Les nombreux admirateurs de Philippe Boesmans sont gâtés : l’enregistrement de son opéra Au monde est désormais disponible chez Cypres avec tous les chanteurs, les musiciens et le chef d’orchestre, qui ont participé à sa création mondiale, en mars 2014 à la Monnaie à Bruxelles. Basée sur une pièce écrite en 2004 par le dramaturge et metteur en scène français Joël Pommerat, l’œuvre est un huis clos lyrique que ce dernier n’a pas hésité à présenter dans une interview à Monnaie Magazine comme « un croisement entre Les Trois Sœurs de Tchekhov et l’ambiance de Maeterlinck ». L’intrigue se déroule en effet dans la famille d’un riche industriel, où l’on attend le retour du fils cadet amené à reprendre les affaires de son père. Mais son arrivée met à jour toute une série de tensions, de conflits et de désaccords entre les divers membres de cette famille. Lesquels révèlent chacun, au fur et à mesure qu’ils s’expriment et se confessent, leur nature la plus profonde et la plus secrète, de telle sorte que ce qui paraissait au départ une simple formalité devient très vite un angoissant psychodrame.

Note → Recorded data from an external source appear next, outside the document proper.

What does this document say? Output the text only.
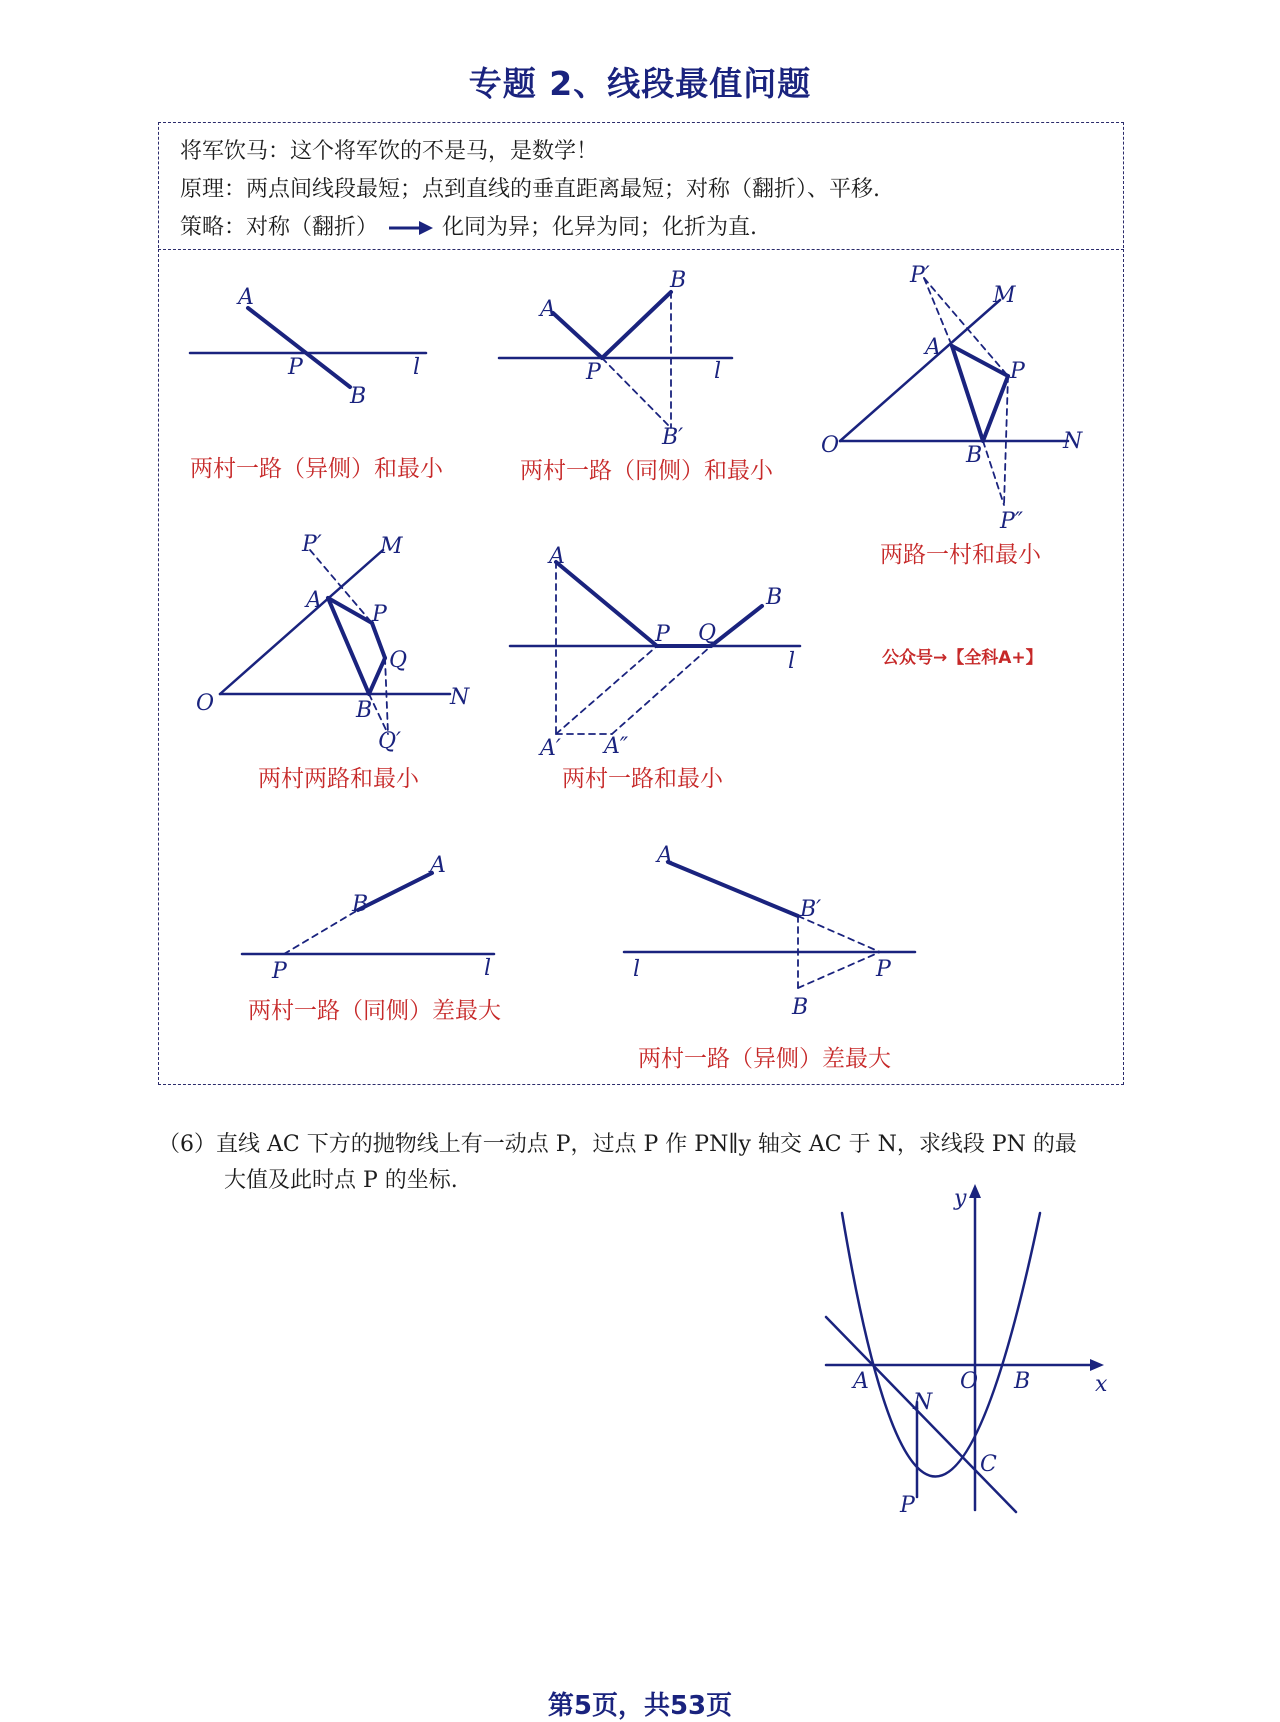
专题 2、线段最值问题
将军饮马：这个将军饮的不是马，是数学！
原理：两点间线段最短；点到直线的垂直距离最短；对称（翻折）、平移.
策略：对称（翻折）	化同为异；化异为同；化折为直.
A
P
B
l
A
B
P	l
B′
P′
M
A
P
O	B
N
P″
P′	M
A
P
Q
O	B
N
Q′
A
B
P Q
l
A′ A″
A
B
P	l
A
B′
l	P
B
y
x
A	O B
N
C
P
两村一路（异侧）和最小	两村一路（同侧）和最小
两路一村和最小
两村两路和最小	两村一路和最小
两村一路（同侧）差最大
两村一路（异侧）差最大
公众号→【全科A+】
（6）直线 AC 下方的抛物线上有一动点 P，过点 P 作 PN∥y 轴交 AC 于 N，求线段 PN 的最
大值及此时点 P 的坐标.
第5页，共53页
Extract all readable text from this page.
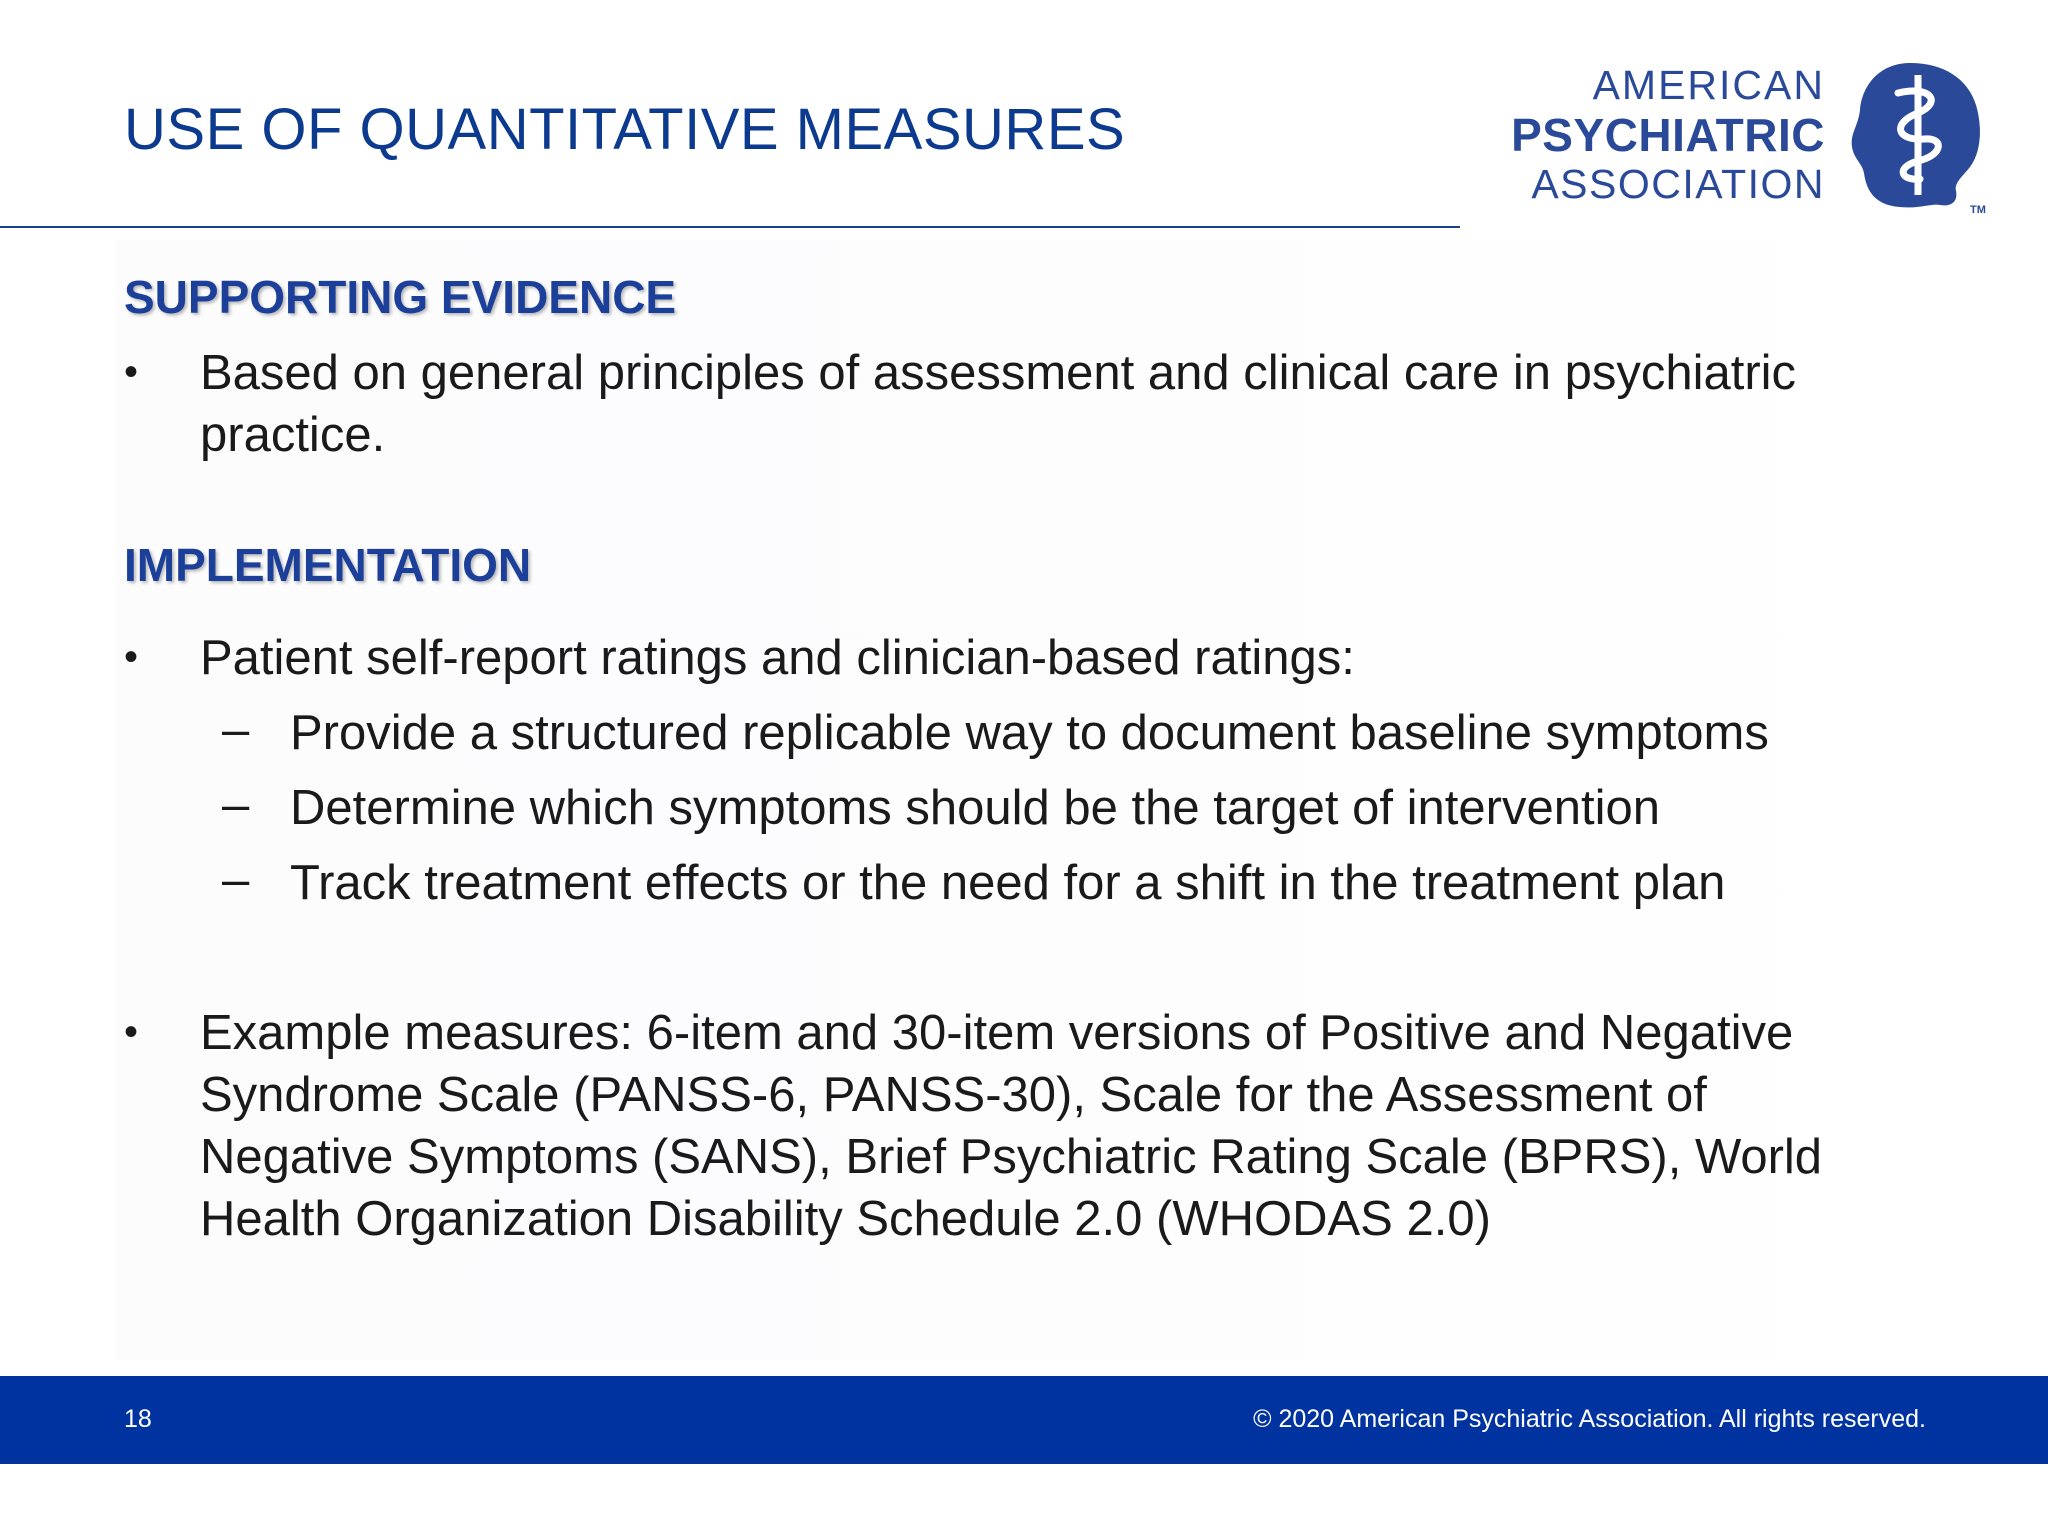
USE OF QUANTITATIVE MEASURES
AMERICAN
PSYCHIATRIC
ASSOCIATION
TM
SUPPORTING EVIDENCE
• Based on general principles of assessment and clinical care in psychiatric practice.
IMPLEMENTATION
• Patient self-report ratings and clinician-based ratings:
– Provide a structured replicable way to document baseline symptoms
– Determine which symptoms should be the target of intervention
– Track treatment effects or the need for a shift in the treatment plan
• Example measures: 6-item and 30-item versions of Positive and Negative Syndrome Scale (PANSS-6, PANSS-30), Scale for the Assessment of Negative Symptoms (SANS), Brief Psychiatric Rating Scale (BPRS), World Health Organization Disability Schedule 2.0 (WHODAS 2.0)
18	© 2020 American Psychiatric Association. All rights reserved.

Par rapport aux autres opéras de Philippe Boesmans, que ce soit La Passion de Gilles en 1983, Reigen en 1993, Wintermärchen en 1999, Julie en 2005 ou bien Yvonne, princesse de Bourgogne en 2009, Au monde s’arcboute autour d’une partition à la fois plus traditionnelle et plus contrastée, avec de fréquents accents debussystes – Debussy donnant même l’impression de constituer la toile de fond de l’œuvre, de la première et la dernière des vingt scènes qu’elle comprend. Mais il y a chez le compositeur belge natif de Tongres une constante recherche de sonorités suaves et voluptueuses, qui le distinguent de l’auteur de Pelléas et rendent sa musique si charnelle. En assistant à une représentation d’Au monde, ou en l’écoutant sur disque, on sent en effet que Philippe Boesmans est un artiste habité, comme hanté par les univers sonores (qu’il a découverts en autodidacte). Et on sent aussi qu’il aime la voix humaine et qu’il veille à ce que tous les chanteurs de son opéra éprouvent un réel plaisir à interpréter leur personnage, à jouer ensemble, quelle que soit l’importance de leur rôle respectif. Une manière d’envoûtement.